Nellie Hankins, manager of the MTA’s bridges and tunnels historical archives, said the route all take for granted today was a massive — and popular — undertaking.
“It was first proposed by the Manhattan borough president in the 1920s,” Hankins told the Chronicle. The Holland tunnel was under construction but hadn’t been completed The idea was to build a tunnel from Midtown Manhattan into Queens.”
Hankins said there also was talk of other projects, such as a tunnel beneath Manhattan directly to New Jersey.
“That didn’t come to fruition,” she said.
The Queens-Midtown’s groundbreaking in 1936 was a huge deal, Hankins said.
“FDR was there,” she said of the president. “People were really excited about the scope of it. And New Jersey was getting all their infrastructure. People thought Long Island should as well.”
It took some doing. New York City began the project but then ran out of money. The state came in and took over. President Roosevelt came through with some New Deal money, securing not only an important project, but work for thousands of people who needed it in the throes of the Great Depression.
Hankins said there were an estimated 18 million work hours put into the actual construction, and twice that number in related jobs for manufacturing, shipping and even secretarial work.
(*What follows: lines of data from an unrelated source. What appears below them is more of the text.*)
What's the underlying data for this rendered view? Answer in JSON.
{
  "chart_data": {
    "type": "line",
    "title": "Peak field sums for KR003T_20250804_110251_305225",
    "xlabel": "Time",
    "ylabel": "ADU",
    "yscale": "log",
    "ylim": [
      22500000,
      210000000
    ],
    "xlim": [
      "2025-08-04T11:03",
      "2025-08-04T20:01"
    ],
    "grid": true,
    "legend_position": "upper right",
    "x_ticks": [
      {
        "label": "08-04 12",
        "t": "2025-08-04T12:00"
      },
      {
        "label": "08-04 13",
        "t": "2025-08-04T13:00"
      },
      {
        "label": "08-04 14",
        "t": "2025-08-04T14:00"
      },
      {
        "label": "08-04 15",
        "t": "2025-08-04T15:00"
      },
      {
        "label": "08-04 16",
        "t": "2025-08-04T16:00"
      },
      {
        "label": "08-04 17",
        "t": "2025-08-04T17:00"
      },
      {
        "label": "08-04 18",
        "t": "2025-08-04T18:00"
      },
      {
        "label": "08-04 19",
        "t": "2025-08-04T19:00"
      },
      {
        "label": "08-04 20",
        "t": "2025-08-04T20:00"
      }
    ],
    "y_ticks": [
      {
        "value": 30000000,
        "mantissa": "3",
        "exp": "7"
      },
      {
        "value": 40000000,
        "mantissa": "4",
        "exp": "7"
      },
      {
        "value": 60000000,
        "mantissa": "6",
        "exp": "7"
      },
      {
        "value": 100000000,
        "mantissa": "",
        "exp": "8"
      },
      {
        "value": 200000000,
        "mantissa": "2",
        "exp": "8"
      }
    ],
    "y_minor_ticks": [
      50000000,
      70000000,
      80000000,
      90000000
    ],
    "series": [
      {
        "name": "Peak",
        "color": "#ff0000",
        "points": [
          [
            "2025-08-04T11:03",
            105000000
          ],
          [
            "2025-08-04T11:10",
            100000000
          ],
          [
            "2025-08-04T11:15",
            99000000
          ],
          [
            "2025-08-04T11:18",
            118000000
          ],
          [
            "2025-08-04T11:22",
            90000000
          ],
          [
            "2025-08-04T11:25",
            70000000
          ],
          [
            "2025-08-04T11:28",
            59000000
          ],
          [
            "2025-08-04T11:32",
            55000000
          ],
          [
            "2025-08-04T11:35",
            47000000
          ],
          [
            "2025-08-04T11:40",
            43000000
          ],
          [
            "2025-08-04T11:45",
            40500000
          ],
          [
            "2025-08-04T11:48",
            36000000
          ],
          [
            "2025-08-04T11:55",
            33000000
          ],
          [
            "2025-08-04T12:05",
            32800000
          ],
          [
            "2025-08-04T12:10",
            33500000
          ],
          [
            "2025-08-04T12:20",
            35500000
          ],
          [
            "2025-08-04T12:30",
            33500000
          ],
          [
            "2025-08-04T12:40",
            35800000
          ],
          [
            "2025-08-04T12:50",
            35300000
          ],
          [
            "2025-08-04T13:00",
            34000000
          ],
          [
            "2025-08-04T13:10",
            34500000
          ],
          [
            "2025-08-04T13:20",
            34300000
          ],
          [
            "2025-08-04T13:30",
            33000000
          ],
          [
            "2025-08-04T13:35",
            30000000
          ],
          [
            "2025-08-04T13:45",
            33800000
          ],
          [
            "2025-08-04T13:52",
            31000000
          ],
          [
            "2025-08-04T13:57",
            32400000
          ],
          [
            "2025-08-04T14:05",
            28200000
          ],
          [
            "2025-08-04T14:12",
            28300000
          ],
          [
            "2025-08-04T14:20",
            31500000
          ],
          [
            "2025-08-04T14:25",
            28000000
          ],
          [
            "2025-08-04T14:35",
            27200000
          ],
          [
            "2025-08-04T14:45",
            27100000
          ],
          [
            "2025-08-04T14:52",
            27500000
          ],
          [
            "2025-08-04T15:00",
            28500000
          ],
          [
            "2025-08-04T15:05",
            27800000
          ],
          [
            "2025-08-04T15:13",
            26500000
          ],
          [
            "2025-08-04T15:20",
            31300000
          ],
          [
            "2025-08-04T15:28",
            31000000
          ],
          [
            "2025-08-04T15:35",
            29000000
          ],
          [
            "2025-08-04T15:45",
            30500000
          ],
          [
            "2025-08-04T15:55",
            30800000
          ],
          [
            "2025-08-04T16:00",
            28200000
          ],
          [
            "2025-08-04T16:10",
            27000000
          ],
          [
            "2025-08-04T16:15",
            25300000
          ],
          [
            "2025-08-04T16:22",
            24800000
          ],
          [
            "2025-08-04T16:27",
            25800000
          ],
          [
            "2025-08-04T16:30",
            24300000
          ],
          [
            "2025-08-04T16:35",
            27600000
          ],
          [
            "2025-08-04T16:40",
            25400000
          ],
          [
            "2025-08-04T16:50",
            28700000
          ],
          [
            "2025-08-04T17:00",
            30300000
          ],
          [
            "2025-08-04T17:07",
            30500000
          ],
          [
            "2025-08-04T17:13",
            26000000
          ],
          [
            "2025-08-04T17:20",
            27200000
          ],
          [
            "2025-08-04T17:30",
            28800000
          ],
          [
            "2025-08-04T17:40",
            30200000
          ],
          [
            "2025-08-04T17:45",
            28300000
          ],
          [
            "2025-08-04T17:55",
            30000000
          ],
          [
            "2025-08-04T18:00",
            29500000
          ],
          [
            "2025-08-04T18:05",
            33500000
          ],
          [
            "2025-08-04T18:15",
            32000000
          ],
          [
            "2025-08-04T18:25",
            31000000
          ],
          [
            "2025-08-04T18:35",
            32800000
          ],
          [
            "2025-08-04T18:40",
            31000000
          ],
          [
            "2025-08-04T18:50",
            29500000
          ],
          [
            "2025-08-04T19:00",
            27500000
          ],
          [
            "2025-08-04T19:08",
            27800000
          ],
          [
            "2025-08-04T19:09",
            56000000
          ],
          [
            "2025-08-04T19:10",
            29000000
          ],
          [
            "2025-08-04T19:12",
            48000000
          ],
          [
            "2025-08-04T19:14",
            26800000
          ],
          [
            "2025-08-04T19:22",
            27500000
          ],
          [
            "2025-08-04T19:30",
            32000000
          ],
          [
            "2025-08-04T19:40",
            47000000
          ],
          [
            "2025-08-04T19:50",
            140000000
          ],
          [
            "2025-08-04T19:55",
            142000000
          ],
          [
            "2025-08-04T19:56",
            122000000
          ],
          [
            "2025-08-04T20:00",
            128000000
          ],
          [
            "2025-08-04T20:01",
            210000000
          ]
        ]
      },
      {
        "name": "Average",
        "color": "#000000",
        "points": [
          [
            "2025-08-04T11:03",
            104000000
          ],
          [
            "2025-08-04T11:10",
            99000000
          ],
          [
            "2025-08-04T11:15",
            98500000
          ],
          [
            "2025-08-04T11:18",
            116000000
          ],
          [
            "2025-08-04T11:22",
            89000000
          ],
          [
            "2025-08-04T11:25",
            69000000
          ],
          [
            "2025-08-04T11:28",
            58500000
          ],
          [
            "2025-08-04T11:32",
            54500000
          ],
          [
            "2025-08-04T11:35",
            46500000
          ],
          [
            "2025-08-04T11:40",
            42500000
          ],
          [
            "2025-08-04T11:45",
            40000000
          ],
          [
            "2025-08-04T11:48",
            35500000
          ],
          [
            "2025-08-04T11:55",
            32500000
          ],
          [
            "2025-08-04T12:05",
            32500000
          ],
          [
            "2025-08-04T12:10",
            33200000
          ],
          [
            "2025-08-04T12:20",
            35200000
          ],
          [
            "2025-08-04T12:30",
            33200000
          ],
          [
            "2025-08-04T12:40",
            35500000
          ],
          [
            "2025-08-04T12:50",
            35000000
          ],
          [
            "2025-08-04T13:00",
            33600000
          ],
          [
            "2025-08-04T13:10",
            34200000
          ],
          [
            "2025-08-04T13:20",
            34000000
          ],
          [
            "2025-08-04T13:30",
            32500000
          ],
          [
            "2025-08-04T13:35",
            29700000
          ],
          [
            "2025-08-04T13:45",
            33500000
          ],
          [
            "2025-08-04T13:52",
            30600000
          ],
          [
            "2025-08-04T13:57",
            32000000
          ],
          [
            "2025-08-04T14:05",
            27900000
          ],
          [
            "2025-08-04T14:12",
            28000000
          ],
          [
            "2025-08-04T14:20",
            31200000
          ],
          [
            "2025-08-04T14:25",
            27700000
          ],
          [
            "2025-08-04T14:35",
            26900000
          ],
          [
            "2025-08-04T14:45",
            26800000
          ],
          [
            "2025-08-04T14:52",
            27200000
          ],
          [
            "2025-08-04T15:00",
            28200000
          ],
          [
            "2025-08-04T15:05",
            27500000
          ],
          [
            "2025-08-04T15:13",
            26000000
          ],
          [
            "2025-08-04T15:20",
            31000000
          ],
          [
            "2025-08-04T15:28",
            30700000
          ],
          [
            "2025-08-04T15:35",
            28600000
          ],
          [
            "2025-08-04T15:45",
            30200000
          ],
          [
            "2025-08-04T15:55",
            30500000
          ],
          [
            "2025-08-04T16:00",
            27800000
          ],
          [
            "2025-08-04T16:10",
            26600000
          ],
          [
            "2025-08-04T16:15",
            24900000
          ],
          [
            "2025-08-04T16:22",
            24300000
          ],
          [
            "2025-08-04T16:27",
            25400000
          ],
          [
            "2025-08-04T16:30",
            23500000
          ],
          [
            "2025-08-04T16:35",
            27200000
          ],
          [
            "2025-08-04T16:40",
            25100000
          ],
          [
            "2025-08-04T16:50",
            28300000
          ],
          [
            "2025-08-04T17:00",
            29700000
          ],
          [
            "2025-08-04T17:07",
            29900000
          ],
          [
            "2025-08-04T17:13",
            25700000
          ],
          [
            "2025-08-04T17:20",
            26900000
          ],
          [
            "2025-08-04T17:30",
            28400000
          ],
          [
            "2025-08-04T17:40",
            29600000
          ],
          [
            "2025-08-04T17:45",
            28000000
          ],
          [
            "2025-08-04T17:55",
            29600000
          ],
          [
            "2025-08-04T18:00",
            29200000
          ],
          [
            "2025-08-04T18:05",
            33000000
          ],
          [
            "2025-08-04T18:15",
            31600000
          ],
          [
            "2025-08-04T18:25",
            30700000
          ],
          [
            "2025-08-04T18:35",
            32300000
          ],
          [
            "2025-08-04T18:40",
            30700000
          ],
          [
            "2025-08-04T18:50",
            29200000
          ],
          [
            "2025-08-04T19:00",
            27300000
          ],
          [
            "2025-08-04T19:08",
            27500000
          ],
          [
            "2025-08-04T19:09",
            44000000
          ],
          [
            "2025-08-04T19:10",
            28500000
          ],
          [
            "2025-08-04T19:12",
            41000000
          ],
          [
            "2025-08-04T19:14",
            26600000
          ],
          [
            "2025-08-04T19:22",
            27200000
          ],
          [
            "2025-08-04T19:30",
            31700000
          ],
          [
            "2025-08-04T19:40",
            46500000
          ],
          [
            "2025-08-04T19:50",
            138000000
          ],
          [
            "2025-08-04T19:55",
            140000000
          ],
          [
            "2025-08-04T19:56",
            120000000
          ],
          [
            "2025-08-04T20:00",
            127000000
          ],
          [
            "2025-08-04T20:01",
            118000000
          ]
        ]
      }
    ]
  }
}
It was designed by Ole Singstad, who also worked on the Holland, Lincoln and Brooklyn-Battery tunnels among others.
While not an eye-popping engineering marvel like say, the Brooklyn Bridge, Hankins said it still was a massive undertaking.
“It wasn’t groundbreaking engineering — pun intended — but he knew what he was doing and he did it well,” Hankins said.
As to the opposition that would spring up against any such project today, Hankins said it was a different time.
“People were excited about it,” she said. “Newspapers were excited about it.” So too, of course, were the New York City Chamber of Commerce and other business and civic groups.
The Long Island Rail Road had a few gripes — Hankins said the massive rail yards presently adjacent to the Queens end are exactly where they were in 1936.
She said the Queens side had been light industrial and manufacturing, with low-rise housing and the accompanying stores, taverns and barbershops.
“They were really careful about what they disrupted,” Hankins said. “Moving people and businesses is expensive.” Hankins said the MTA still has the building-by-building photographs employees took of surrounding neighborhoods in preparation.
And almost as soon as it opened with four million cars the first year, came World War II with gas rationing, rubber shortages and Detroit switching to making tanks.
There also were worries about sabotage.
“When World War II stopped, it picked up again,” Hankins said.
She said the tunnel would prove to increase population, business and even access to Long Island’s recreational facilities.
“The contributions were over time, I think a little more gradual than people realize.”